Same for dirt and stains. Absolutely – wear beloved boots or a favorite shirt. But clean the dirt off first =).
C. Be comfortable
Engagement photos are honestly not the time to try out a new style unless you find something that makes you feel like a million bucks. The way you feel will show up in photos. It’s why movement is so important, as talked about earlier. So if you are comfortable, your photos will reflect that.
Wear something that makes you feel beautiful or handsome. If you are self-conscious about a particular part of your body, draw attention to another part by adding an embellishment there. For example, I have rather large arms – those muscles help me hold my baby and serve me well, but next to my husband who is thin, they look extra chunky. So I typically opt for loose sleeves, rather than going sleeveless, when we get photos taken and up-play my hair, which is long and thick. Other tricks for an area you want to downplay include adding a chunky statement necklace or wearing a darker color or big pattern.
All that being said, and this is really important, photos can be hard if you are self-conscious because they will show you as you are. If you are used to taking selfies from a high angle, it may be a bit of a shock to see your body for the first time as it actually is. But this is you. And your partner loves you as you are and sees that body from those angles all the time. The only person who is going to be conscious of these things is… (drum roll) you. Seriously, no one else cares. You are getting married to someone who loves you the way you are. And if they don’t, run. You shouldn’t be marrying them.
If you want autumn foliage for engagement photos in Shenandoah National Park on a weekend at sunset – there’s basically a 100 percent chance your chosen site will be packed, wherever it may be.
For most people, trying to look relaxed for a photo session amid a crowd of strangers is not ideal.

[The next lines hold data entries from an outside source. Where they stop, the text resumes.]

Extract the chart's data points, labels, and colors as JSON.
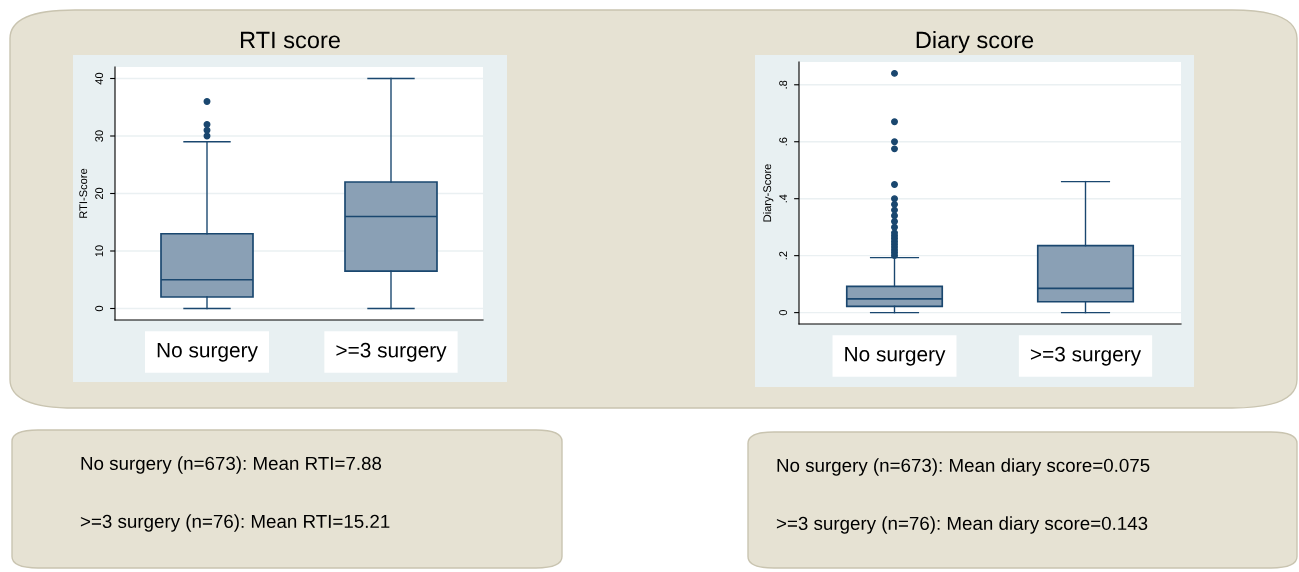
{
  "chart_data": [
    {
      "type": "box",
      "title": "RTI score",
      "ylabel": "RTI-Score",
      "categories": [
        "No surgery",
        ">=3 surgery"
      ],
      "color": "#8aa0b5",
      "ylim": [
        -2,
        42
      ],
      "yticks": [
        0,
        10,
        20,
        30,
        40
      ],
      "grid": "y",
      "boxes": [
        {
          "low": 0,
          "q1": 2,
          "median": 5,
          "q3": 13,
          "high": 29,
          "outliers": [
            30,
            31,
            32,
            36
          ]
        },
        {
          "low": 0,
          "q1": 6.5,
          "median": 16,
          "q3": 22,
          "high": 40
        }
      ],
      "annotations": [
        "No surgery (n=673): Mean RTI=7.88",
        ">=3 surgery (n=76): Mean RTI=15.21"
      ]
    },
    {
      "type": "box",
      "title": "Diary score",
      "ylabel": "Diary-Score",
      "categories": [
        "No surgery",
        ">=3 surgery"
      ],
      "color": "#8aa0b5",
      "ylim": [
        -0.04,
        0.88
      ],
      "yticks": [
        {
          "value": 0,
          "label": "0"
        },
        {
          "value": 0.2,
          "label": ".2"
        },
        {
          "value": 0.4,
          "label": ".4"
        },
        {
          "value": 0.6,
          "label": ".6"
        },
        {
          "value": 0.8,
          "label": ".8"
        }
      ],
      "grid": "y",
      "boxes": [
        {
          "low": 0,
          "q1": 0.022,
          "median": 0.048,
          "q3": 0.092,
          "high": 0.193,
          "outliers": [
            0.2,
            0.21,
            0.22,
            0.23,
            0.24,
            0.25,
            0.26,
            0.27,
            0.28,
            0.3,
            0.32,
            0.34,
            0.36,
            0.38,
            0.4,
            0.45,
            0.575,
            0.6,
            0.67,
            0.84
          ]
        },
        {
          "low": 0,
          "q1": 0.038,
          "median": 0.085,
          "q3": 0.235,
          "high": 0.46
        }
      ],
      "annotations": [
        "No surgery (n=673): Mean diary score=0.075",
        ">=3 surgery (n=76): Mean diary score=0.143"
      ]
    }
  ]
}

So I recommend planning a session at a time and place there will be as few other people around as possible. Look, you’re going to enjoy the experience a lot more when other outdoor enthusiasts aren’t giving you the side eye while you are getting photographed.

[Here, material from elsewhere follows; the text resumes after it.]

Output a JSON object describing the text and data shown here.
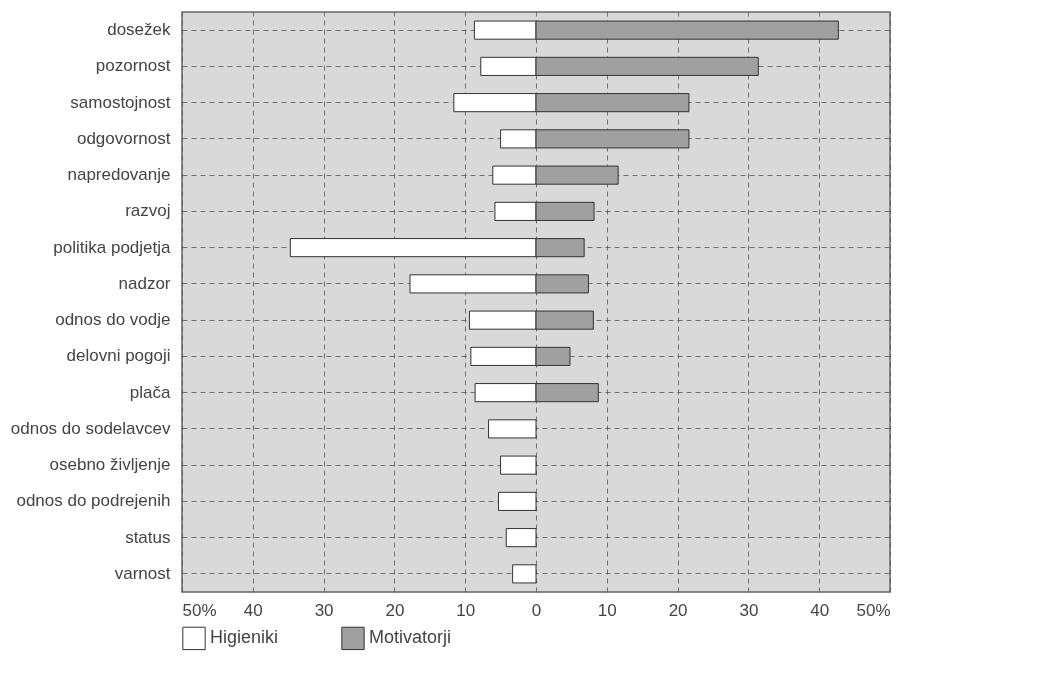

Yet, here’s the reality… many of the locations I have on my blogs are popular spots. The reason for that is they are easy to get to. Take Raven’s Roost. You can’t tell, but the last time I shot there, there were two other couples getting their photos taken – so three photoshoots were happening simultaneously! Plus there were other people exploring the area, having a picnic, watching the sunset, etc. If that doesn’t bother you, then by all means, go for it – it’s an amazing location you can get to super easily. In fact, it’s probably one of the best spots for engagement photos in the area. That’s why it’s so popular. But if that sounds terrible to you, there are alternatives.
#A. Maybe because folks like to sleep in, sunrise is typically less crowded than sunset in all the popular locations.
#B. Weekdays are always less crowded than weekends – whatever time of day.
#C. Consider one of the hidden gems I know about (or maybe you know about) – they may not be as “epic” as Stony Man, Hawksbill or Bearfence, but you still get mountain views and a LOT less company.
#D. Go out of the park completely. A lot of people go to Shenandoah because that’s the national park in Virginia, but Virginia also has several national forests and many state forests that have amazing views, hikes and waterfalls. Some are well known, such as Spy Rock, McAfee’s Knob and Crabtree Falls, but lesser-known gems include Big Schloss and Tibbet Knob. Here is a roundup of state parks well worth exploring, and here is a list of hikes and overlooks off the Appalachian Trail.
Let 2020-21 be your year for trying something new, for being adventurous, and getting amazing photographs in the process!